Fibre optique : Neuf Cegetel et Numéricable signent un accord de partenariat

Mobilité

L’accord portera sur le déploiement de 140 000 prises optiques dans les immeubles où Numéricable a ses entrées.

Nous maintenons nos objectifs de 500 000 foyers raccordés en fibre optique sur Paris et sa région [pour 2009].” Jacques Veyrat est confiant dans la réussite de son plan de déploiement du réseau optique résidentiel qui prévoit un million de foyers raccordés en France pour 250 000 abonnés très haut débit d’ici la fin de l’année prochaine (contre 20 000 actuellement). L’opérateur vient d’ailleurs de passer un accord de partenariat avec Numéricable en ce sens.

Cette “grosse expérimentation“, selon le PDG de Neuf Cegetel, permettra à l’opérateur de raccorder 140 000 logements en fibre optique. Dont plus de 100 000 sur Paris et le reste sur une ville de province (dont le nom n’a pas encore été dévoilé). Cet accord, non exclusif, avec le câblo-opérateur, permettra à Neuf Cegetel d’exploiter les gaines précédemment posées par Numéricâble dans les colonnes des immeubles pour y glisser sa fibre. L’accord devrait également faciliter l’accès aux parties communes pour les techniciens de l’opérateur bien que cela ne soit pas systématique, chaque immeuble étant un cas particulier en matière d’intervention extérieure.

Apprendre à travailler ensemble

Si l’on comprend l’intérêt de Neuf à profiter de l’infrastructure de Numéricâble pour l’accès vertical aux foyers, l’inverse est moins évident. Quels intérêts a Numéricâble à laisser un concurrent potentiel entrer sur son pré-carré? Les retombées ne sont certes pas évidentes à première vue.

Mais Numéricâble a décidé de se lancer sur le marché de l’ADSL et pourrait bien profiter de l’expertise et de l’infrastructure de Neuf Cegetel en la matière.
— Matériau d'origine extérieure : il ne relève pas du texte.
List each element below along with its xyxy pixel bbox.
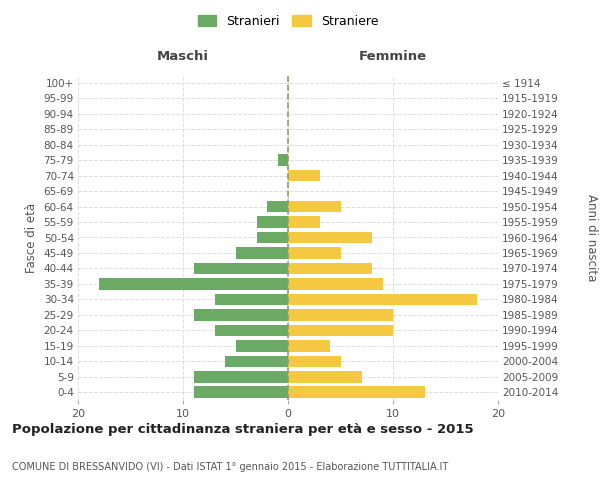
Bar: [288, 324, 393, 336]
Bar: [288, 340, 330, 351]
Bar: [288, 278, 383, 289]
Bar: [288, 247, 341, 259]
Bar: [288, 200, 341, 212]
Bar: [288, 386, 425, 398]
Bar: [99, 278, 288, 289]
Bar: [193, 309, 288, 320]
Bar: [288, 356, 341, 367]
Bar: [193, 386, 288, 398]
Legend: Stranieri, Straniere: Stranieri, Straniere: [194, 11, 382, 32]
Bar: [288, 262, 372, 274]
Bar: [277, 154, 288, 166]
Text: Popolazione per cittadinanza straniera per età e sesso - 2015: Popolazione per cittadinanza straniera p…: [12, 422, 473, 436]
Text: COMUNE DI BRESSANVIDO (VI) - Dati ISTAT 1° gennaio 2015 - Elaborazione TUTTITALI: COMUNE DI BRESSANVIDO (VI) - Dati ISTAT …: [12, 462, 448, 472]
Bar: [215, 324, 288, 336]
Bar: [225, 356, 288, 367]
Bar: [288, 232, 372, 243]
Bar: [193, 262, 288, 274]
Bar: [288, 216, 320, 228]
Bar: [215, 294, 288, 305]
Bar: [288, 371, 361, 382]
Bar: [288, 170, 320, 181]
Y-axis label: Fasce di età: Fasce di età: [25, 202, 38, 272]
Text: Maschi: Maschi: [157, 50, 209, 62]
Bar: [235, 340, 288, 351]
Text: Femmine: Femmine: [359, 50, 427, 62]
Bar: [193, 371, 288, 382]
Bar: [288, 294, 477, 305]
Y-axis label: Anni di nascita: Anni di nascita: [585, 194, 598, 281]
Bar: [257, 232, 288, 243]
Bar: [257, 216, 288, 228]
Bar: [267, 200, 288, 212]
Bar: [288, 309, 393, 320]
Bar: [235, 247, 288, 259]
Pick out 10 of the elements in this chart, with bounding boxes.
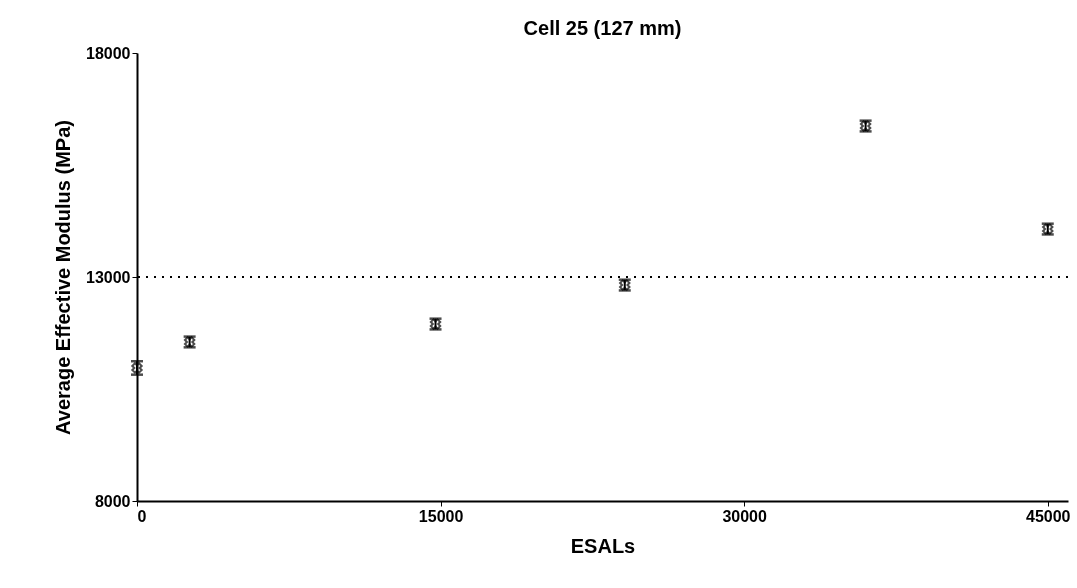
x-tick-label: 30000 — [722, 507, 768, 525]
y-tick-label: 18000 — [86, 44, 131, 62]
x-tick-label: 0 — [137, 507, 147, 525]
chart-title: Cell 25 (127 mm) — [523, 17, 682, 39]
y-tick-label: 13000 — [86, 268, 131, 286]
y-tick-label: 8000 — [94, 492, 131, 510]
x-tick-label: 15000 — [418, 507, 464, 525]
x-tick-label: 45000 — [1026, 507, 1071, 525]
y-axis-title: Average Effective Modulus (MPa) — [52, 120, 75, 435]
x-axis-title: ESALs — [570, 534, 636, 557]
Avec 1707 URA (unité de raccordement abonnés) et 2000 prévues en 2008, Neuf Cegetel détiendrait le réseau de lignes fixes dégroupées le plus dense du marché français.

Plus globalement, il s’agit pour les deux acteurs d’apprendre à travailler ensemble sur le déploiement de la fibre optique sachant que la mutualisation des infrastructures est un facteur d’accélération de l’offre très haut débit. “De la même façon que nous travaillons avec France Telecom pour l’accès aux fourreaux“, a précisé Jacques Veyrat.

Parallèlement, le manager tient à rappeler les relations commerciales qui animent son propre groupe et Completel. Cet opérateur alternatif, qui dispose de son propre réseau télécoms, a basculé dans le giron du fonds d’investissement Cinven et le câblo-opérateur Altice One…deux structures qui ont aidé Numéricable à se remettre en ordre de marche depuis l’acquisition d’UPC-Noos en mars 2006.

Se défendant de tout projet futur officiel, Jacques Veyrat a souligné que “si [le partenariat] se passe bien, il pourrait éventuellement s’étendre“. En attendant cette éventualité, les quelques 100 000 prises optiques apportées par Numéricâble viendront compléter le marché de 100 000 logements des HLM de Paris récemment remporté par Neuf Cegetel. Le groupe est également présent en banlieue sur le marché des Hauts-de-Seine (pour un potentiel de 800 000 foyers), ainsi que sur 13 communes de la petite couronne à travers la DSP Sipperec (plus de 22 000 foyers) à travers sa filiale LD Collectivités.

“Alice est un bon projet”

L’opérateur a également confirmé son intérêt pour Alice. Si le dossier d’offre de vente n’est pas encore déposé, Telecom Italia a implicitement confirmé son manque d’intérêt pour sa filiale française Telecom Italia France lors de la présentation, la semaine dernière, des résultats et du plan de développement aux actionnaires. “Le projet Alice est un bon projet“, estime Jacques Veyrat.

Mais Neuf Cegetel n’est pas le seul en lisse. Iliad/Free, Numéricâble et Bouygues Télécom s’intéressent également aux 900 000 abonnés ADSL de Telecom Italia France et à son infrastructure réseau. De plus, l’opération tombe au moment où l’offre de rachat de Neuf Cegetel par SFR est en cours d’étude auprès des autorités de la concurrence. Lesquelles doivent donner leur réponse entre mai et… octobre 2008. L’offre d’acquisition d’Alice pourrait compliquer la situation.

Décidémment, la période est effervescente pour Neuf Cegetel. Un peu trop peut-être pour certains managers. Jacques Veyrat a profité de l’occasion pour annoncer qu’il n’avait pas vocation à rester dans le groupe SFR. “Je démissionnerai de mes fonctions dès l’acquisition validée.” Voilà, c’est dit.